IOMAI
- Founded: 1997
- Founder: Gregory Glenn

= IOMAI =

American biotech company

IOMAI was a Biotech company founded in 1997 by Gregory Glenn M.D. of the Walter Reed Army Institute of Research and Dean Lewis, a World Bank employee. The company was the first to develop the concept of transcutaneous immunization, delivery of vaccines to the skin using a patch or similar method. This provided a means to stimulate robust immune responses safely as the skin patch-based immunization targeted Langerhans cells in the skin. The patch technology underwent extensive evaluation in the context of a traveler's diarrhea vaccine which entered Phase 3 pivotal trials in 2009. IOMAI was acquired by Intercell in 2008 and the technology was the subject of a development license to GSK in 2009. Dr. Glenn pioneered needle free delivery to the skin and spawned general interest in skin-targeting vaccine technologies, including intradermal delivery and the use of the heat labile toxin as an adjuvant and the adjuvant patch.

==History==
Iomai Corporation was headquartered at 20 Firstfield Road, Gaithersburg, Maryland, and employed approximately 110 people at the time of its 2008 acquisition.
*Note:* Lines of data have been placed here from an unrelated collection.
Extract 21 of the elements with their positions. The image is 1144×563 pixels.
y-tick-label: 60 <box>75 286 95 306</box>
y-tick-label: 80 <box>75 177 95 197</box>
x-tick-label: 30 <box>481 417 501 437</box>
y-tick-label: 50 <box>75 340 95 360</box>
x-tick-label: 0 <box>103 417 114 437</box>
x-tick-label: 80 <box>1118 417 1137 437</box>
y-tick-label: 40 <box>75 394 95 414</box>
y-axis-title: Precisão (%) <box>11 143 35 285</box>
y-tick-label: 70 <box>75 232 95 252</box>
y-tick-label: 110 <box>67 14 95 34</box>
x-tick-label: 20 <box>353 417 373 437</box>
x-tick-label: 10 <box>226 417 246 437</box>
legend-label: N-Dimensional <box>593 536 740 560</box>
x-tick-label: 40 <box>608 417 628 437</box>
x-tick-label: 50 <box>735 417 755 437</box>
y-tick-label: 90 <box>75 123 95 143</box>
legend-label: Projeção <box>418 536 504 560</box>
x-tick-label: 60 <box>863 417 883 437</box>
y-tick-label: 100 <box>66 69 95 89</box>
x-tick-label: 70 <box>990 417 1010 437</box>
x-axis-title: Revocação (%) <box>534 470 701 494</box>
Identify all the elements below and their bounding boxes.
The company's transcutaneous immunization (TCI) technology, originally discovered by researchers at the Walter Reed Army Institute of Research, used the heat-labile toxin (LT) of Escherichia coli as an adjuvant to stimulate Langerhans cells in the outer layers of the skin, producing immune responses without the need for needles. Iomai traded on Nasdaq under the ticker symbol "IOMI" and by 2007 had roughly 25.5 million shares outstanding.

=== Government and industry partnerships ===
In January 2007, Iomai entered into a contract with the United States Department of Health and Human Services, potentially worth up to $128 million over five years, to develop a dose-sparing immunostimulant patch for use alongside injected pandemic influenza vaccines. Iomai also received Small Business Innovation Research (SBIR) awards, including funding to develop a transcutaneous anthrax vaccine.
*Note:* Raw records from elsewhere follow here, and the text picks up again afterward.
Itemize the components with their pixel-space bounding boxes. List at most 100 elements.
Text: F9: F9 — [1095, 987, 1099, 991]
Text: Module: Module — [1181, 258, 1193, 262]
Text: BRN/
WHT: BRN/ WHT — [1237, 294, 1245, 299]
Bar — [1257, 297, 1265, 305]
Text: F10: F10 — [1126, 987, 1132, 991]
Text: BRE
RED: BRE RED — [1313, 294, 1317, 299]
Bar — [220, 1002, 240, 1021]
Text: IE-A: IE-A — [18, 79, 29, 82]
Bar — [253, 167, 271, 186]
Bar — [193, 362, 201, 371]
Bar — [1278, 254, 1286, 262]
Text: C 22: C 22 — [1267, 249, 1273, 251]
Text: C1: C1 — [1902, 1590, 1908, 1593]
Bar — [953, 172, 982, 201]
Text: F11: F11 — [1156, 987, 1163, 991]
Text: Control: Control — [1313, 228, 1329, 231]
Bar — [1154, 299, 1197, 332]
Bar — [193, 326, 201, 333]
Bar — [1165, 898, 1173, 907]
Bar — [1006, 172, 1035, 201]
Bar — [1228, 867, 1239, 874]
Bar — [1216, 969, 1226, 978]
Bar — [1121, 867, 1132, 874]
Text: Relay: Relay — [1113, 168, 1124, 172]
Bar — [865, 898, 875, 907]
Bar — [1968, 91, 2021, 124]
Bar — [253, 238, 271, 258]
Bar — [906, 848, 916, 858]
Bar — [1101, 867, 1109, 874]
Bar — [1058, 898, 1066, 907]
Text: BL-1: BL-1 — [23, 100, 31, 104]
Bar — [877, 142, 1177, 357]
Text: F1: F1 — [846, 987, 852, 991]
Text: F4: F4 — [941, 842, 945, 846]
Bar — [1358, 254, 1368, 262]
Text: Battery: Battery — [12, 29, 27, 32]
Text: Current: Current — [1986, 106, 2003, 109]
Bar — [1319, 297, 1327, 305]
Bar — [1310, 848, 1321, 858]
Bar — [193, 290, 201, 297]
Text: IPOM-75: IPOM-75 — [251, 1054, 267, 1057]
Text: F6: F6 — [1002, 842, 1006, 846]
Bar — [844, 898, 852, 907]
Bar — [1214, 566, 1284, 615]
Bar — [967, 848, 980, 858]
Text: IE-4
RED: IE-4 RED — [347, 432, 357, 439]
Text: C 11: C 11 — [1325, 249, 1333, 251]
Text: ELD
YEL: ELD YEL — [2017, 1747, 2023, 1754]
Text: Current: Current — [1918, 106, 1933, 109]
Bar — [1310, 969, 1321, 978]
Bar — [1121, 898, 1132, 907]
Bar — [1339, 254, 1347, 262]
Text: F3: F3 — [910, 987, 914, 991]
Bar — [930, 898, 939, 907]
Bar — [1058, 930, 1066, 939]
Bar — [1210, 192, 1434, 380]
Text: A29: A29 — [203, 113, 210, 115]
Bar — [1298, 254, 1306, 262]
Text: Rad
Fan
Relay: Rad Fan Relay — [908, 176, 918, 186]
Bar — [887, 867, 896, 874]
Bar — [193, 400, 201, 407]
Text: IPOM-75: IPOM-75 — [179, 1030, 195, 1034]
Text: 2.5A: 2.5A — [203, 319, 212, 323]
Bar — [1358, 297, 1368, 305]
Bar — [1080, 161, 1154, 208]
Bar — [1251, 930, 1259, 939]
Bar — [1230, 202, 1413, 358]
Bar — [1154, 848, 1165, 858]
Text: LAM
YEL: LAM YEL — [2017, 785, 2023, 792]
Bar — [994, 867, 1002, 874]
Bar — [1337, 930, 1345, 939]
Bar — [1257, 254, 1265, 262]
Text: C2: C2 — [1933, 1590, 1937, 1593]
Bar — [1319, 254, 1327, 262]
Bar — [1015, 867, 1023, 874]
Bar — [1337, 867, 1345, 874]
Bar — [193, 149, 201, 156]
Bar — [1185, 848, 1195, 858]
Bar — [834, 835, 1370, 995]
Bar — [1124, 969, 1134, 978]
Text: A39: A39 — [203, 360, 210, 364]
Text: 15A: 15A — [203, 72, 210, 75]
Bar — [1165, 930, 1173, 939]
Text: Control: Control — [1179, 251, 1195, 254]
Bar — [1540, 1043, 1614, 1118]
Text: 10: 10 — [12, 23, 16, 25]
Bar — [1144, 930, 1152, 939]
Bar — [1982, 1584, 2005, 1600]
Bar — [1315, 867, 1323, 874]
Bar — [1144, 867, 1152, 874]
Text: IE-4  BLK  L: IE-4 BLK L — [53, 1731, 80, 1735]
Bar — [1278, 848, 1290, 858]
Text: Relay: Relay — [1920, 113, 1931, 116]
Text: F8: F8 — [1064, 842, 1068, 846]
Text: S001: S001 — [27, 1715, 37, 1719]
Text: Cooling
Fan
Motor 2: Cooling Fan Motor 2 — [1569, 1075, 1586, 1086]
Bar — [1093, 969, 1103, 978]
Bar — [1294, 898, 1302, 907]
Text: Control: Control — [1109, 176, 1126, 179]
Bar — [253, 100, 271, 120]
In June 2007, Iomai announced publication in The Lancet of positive Phase II field-study data demonstrating efficacy of its travelers' diarrhea vaccine patch, which used the heat-labile toxin of enterotoxigenic E. coli (ETEC) delivered transdermally.

In April 2008, Iomai signed an agreement with Merck & Co. to conduct proof-of-principle preclinical studies evaluating use of Iomai's immunostimulant patch, as an adjuvant to boost the immune response of injected vaccines.

=== Acquisition by Intercell ===
On May 12, 2008, Intercell AG of Vienna, Austria, announced an agreement to acquire Iomai in an all-stock-and-cash deal valued at approximately $189 million or $6.60 per share. Intercell said the acquisition would diversify its vaccine portfolio and add three clinical and three preclinical vaccine candidates, complementing Intercell's Japanese encephalitis vaccine program.

Following a positive shareholder vote on August 1, 2008, and clearance from U.S. regulators, the acquisition closed. Intercell issued 1,442,819 new shares (about 3% of its outstanding shares) at €31.11 per share, plus a cash component of €75 million ($116 million), to Iomai's shareholders, warrant holders, and option holders.

Iomai Corporation was renamed Intercell USA, Inc., and continued to operate from its Gaithersburg, Maryland, facility as an Intercell subsidiary. Intercell's Chief Operating Officer, Thomas Lingelbach, became CEO of the new subsidiary, while Iomai founder Gregory Glenn was named Chief Scientific Officer. Iomai's former CEO, Stanley C. Erck, and former CFO, Russell P. Wilson, departed the company, and Iomai was delisted from Nasdaq.